The shareholders of a Polish limited liability company (spółka z ograniczoną odpowiedzialnością) have several ways they can use to inject the company with additional capital. The most frequent of these comprise: increasing the initial capital, additional payments (dopłaty), and loans.
An increase of the initial capital is effected by increasing the nominal value of existing shares or by issuing fresh ones. Importantly, an increase of the initial capital requires that the shareholders adopt an appropriate resolution and subscribe for (acquire) shares in the increased initial capital. The shares can be acquired in exchange for both cash and non-cash (in-kind) contributions. If the company’s articles of association set the ceiling for the value of the initial capital and a time limit for its increase, there is no need to amend the articles of association to increase the capital. The increase of the initial capital can also be based on the supplementary capital or reserve capital (funds) established from the company’s profit. Such manner of initial capital increase requires a shareholders’ resolution to amend the company’s articles of association, the fresh shares are vested in the shareholders pro rata to the shares held, and do not require to be subscribed for (acquired). Unless the company’s articles of association or the resolution to increase the initial capital provide otherwise, the existing shareholders have the right of pre-emption to acquire fresh shares in the increased initial capital, pro rata to the shares held. An increase of the share capital is subject to the transfer tax. The additional costs for the company comprise, if its articles of association need amending, the notarial fee.

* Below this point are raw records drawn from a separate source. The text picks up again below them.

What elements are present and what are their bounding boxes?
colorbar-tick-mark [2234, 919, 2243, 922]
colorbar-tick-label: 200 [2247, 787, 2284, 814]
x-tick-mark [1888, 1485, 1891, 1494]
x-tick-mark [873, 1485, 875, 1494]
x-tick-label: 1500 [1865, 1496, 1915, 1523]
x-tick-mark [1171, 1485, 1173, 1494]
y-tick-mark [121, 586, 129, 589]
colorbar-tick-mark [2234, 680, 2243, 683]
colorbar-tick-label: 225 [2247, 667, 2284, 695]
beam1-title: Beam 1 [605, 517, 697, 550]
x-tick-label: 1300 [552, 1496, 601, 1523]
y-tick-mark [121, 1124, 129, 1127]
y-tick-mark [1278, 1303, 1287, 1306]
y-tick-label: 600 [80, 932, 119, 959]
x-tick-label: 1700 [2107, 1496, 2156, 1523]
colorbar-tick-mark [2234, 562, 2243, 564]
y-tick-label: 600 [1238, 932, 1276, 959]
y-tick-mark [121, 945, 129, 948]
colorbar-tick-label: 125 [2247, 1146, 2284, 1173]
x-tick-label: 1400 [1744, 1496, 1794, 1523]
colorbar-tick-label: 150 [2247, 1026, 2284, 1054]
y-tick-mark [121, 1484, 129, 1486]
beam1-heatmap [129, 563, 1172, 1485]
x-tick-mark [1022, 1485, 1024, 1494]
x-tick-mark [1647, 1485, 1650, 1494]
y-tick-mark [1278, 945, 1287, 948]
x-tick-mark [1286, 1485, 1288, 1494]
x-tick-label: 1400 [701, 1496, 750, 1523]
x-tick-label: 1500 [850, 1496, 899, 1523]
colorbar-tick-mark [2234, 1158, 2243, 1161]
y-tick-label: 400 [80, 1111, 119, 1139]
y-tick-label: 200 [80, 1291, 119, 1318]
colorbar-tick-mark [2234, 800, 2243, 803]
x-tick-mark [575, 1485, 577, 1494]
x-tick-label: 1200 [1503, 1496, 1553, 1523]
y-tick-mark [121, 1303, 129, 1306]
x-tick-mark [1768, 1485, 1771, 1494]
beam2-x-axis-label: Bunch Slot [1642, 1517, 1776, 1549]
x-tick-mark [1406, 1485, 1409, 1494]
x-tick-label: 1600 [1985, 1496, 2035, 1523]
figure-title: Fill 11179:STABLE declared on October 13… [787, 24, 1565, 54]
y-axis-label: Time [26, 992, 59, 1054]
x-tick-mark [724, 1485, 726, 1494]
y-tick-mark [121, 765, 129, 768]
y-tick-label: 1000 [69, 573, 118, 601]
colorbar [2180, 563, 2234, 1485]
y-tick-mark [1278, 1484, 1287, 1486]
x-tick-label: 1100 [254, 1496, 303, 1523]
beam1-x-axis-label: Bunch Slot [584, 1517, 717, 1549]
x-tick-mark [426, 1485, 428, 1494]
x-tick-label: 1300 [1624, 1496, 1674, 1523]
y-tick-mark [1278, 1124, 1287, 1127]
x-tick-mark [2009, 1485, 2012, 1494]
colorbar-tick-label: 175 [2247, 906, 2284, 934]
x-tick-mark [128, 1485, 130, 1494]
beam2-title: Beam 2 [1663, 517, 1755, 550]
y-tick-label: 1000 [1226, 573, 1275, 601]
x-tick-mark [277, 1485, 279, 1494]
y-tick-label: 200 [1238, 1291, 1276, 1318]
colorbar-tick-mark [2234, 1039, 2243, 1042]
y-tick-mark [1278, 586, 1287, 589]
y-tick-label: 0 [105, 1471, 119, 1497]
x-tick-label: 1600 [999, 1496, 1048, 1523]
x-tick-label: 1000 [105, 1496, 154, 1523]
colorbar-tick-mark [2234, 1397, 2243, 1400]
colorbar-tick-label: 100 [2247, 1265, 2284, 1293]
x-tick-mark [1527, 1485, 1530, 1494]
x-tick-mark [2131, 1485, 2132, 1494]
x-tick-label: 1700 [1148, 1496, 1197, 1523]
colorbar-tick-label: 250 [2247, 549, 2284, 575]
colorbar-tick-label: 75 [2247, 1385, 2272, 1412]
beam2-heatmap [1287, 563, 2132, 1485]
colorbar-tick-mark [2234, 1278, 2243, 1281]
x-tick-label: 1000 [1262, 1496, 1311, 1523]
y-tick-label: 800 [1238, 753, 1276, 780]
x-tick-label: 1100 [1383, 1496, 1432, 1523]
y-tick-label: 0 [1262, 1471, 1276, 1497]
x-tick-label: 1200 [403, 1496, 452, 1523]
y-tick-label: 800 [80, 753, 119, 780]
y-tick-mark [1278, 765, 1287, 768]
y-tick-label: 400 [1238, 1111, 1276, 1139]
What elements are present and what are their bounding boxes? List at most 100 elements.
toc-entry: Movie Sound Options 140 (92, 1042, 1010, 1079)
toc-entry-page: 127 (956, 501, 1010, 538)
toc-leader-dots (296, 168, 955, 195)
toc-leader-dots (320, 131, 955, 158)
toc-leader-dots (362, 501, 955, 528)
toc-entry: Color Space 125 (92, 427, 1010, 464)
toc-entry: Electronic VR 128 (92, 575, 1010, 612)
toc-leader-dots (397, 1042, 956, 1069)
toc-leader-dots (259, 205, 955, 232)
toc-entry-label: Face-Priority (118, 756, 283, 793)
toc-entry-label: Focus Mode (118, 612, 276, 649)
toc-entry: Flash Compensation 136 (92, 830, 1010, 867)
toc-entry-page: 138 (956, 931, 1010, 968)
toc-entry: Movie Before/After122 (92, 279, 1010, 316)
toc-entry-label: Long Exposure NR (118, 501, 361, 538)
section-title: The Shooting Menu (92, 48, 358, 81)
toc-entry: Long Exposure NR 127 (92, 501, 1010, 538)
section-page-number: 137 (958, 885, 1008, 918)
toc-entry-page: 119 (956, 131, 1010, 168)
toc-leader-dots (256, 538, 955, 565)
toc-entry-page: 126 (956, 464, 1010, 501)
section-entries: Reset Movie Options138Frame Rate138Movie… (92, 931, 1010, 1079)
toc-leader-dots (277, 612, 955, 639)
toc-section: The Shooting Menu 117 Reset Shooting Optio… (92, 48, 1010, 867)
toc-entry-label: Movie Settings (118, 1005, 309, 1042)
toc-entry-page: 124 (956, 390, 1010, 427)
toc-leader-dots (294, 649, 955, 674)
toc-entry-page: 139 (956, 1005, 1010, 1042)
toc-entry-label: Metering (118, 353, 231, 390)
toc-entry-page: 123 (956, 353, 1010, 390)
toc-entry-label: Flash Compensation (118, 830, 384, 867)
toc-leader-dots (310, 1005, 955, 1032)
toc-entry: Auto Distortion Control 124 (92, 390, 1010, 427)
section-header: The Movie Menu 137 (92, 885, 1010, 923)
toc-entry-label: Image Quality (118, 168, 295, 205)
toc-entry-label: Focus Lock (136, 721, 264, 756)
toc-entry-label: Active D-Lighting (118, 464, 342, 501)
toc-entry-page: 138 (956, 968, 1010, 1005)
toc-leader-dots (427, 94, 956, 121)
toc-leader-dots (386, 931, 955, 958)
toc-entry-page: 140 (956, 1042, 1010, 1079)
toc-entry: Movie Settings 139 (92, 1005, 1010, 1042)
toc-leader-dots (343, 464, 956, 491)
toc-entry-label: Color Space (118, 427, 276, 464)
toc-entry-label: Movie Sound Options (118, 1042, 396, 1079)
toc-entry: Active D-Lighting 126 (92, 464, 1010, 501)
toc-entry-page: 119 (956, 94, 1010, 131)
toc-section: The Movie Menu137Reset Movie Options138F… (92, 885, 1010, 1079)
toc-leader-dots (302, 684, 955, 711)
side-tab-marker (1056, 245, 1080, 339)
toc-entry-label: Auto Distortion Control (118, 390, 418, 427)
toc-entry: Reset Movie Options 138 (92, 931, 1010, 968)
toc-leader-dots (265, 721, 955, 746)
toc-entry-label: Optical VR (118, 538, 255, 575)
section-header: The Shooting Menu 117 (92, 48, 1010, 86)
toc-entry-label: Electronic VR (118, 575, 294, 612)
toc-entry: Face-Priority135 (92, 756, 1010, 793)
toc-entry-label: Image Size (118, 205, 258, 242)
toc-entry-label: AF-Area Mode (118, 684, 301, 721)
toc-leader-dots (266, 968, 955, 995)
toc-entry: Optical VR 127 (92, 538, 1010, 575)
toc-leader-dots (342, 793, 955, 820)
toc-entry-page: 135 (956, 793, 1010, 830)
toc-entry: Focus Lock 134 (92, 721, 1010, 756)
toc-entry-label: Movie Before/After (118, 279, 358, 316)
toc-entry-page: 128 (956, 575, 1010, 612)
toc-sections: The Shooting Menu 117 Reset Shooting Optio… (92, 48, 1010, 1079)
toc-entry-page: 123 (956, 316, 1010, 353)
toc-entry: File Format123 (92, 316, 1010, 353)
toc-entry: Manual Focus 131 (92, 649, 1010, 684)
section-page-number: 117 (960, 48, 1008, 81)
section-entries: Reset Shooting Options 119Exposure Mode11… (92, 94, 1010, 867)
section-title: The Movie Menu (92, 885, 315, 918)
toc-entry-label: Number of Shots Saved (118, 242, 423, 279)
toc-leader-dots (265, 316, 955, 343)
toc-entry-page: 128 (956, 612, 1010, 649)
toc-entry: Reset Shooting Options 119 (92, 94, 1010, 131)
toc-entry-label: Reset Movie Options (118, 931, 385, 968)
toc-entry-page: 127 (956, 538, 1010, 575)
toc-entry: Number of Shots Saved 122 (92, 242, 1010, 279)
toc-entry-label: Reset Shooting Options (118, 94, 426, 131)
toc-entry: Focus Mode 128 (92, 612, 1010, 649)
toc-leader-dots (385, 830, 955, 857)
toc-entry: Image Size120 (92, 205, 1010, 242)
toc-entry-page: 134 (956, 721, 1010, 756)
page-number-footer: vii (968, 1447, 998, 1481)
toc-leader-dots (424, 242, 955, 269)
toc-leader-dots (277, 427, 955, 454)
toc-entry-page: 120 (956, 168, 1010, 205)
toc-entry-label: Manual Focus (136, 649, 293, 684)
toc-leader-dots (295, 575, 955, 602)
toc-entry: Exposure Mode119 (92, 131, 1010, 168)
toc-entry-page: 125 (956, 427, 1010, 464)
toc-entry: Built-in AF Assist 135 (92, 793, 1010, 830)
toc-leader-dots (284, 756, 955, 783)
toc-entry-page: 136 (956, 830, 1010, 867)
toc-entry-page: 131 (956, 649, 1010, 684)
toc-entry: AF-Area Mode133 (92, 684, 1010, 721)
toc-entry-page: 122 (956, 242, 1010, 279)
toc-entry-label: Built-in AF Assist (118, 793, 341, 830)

As regards additional payments, the company’s articles of association may obligate shareholders to make additional payments up to a numerically specified ceiling, relative to the shares held. Additional payments are imposed and paid by shareholders evenly in proportion to their shares. The Commercial Companies Code provides a possibility of refunding additional payments to the shareholders. Pursuant to Article 179 of the Commercial Companies Code, additional payments may be refunded to the shareholders if they are not required to cover a loss reported in the financial statements. The refund itself may be effected following expiry of one month after the date of announcement of the intended refund in the journal designated for the company’s corporate announcements and is made equally to all the shareholders. Additional payments are subject to the transfer tax that the company is required to pay, at 0.5 percent of the amount contributed on account of the additional payments. Importantly, tax authorities have developed an interpretation according to which, if the company’s articles of association do not include provisions permitting additional payments, additional payments contributed to the company are treated as revenues subject in their full amount to the corporate income tax.
The last of the ways used most frequently to increase capitalization of a limited liability company by its shareholders are loans extended to the company. It must be stressed that the loan should bear a standard market interest rate, as an interest-free loan may be treated as a value contributed to the company free of charge and consequently as constituting taxable income. Loans granted by the shareholders are not subject to the transfer tax, and the very loan agreement must meet the requirements laid down under provisions of the Civil Code.
As has already been noted at the beginning, while the above ways of injecting capital into a limited liability company are those applied most often, they do not exhaust the list of possible methods of increasing company capitalization. When selecting the most beneficial solution, one should thoroughly examine all its legal facets as well as tax consequences.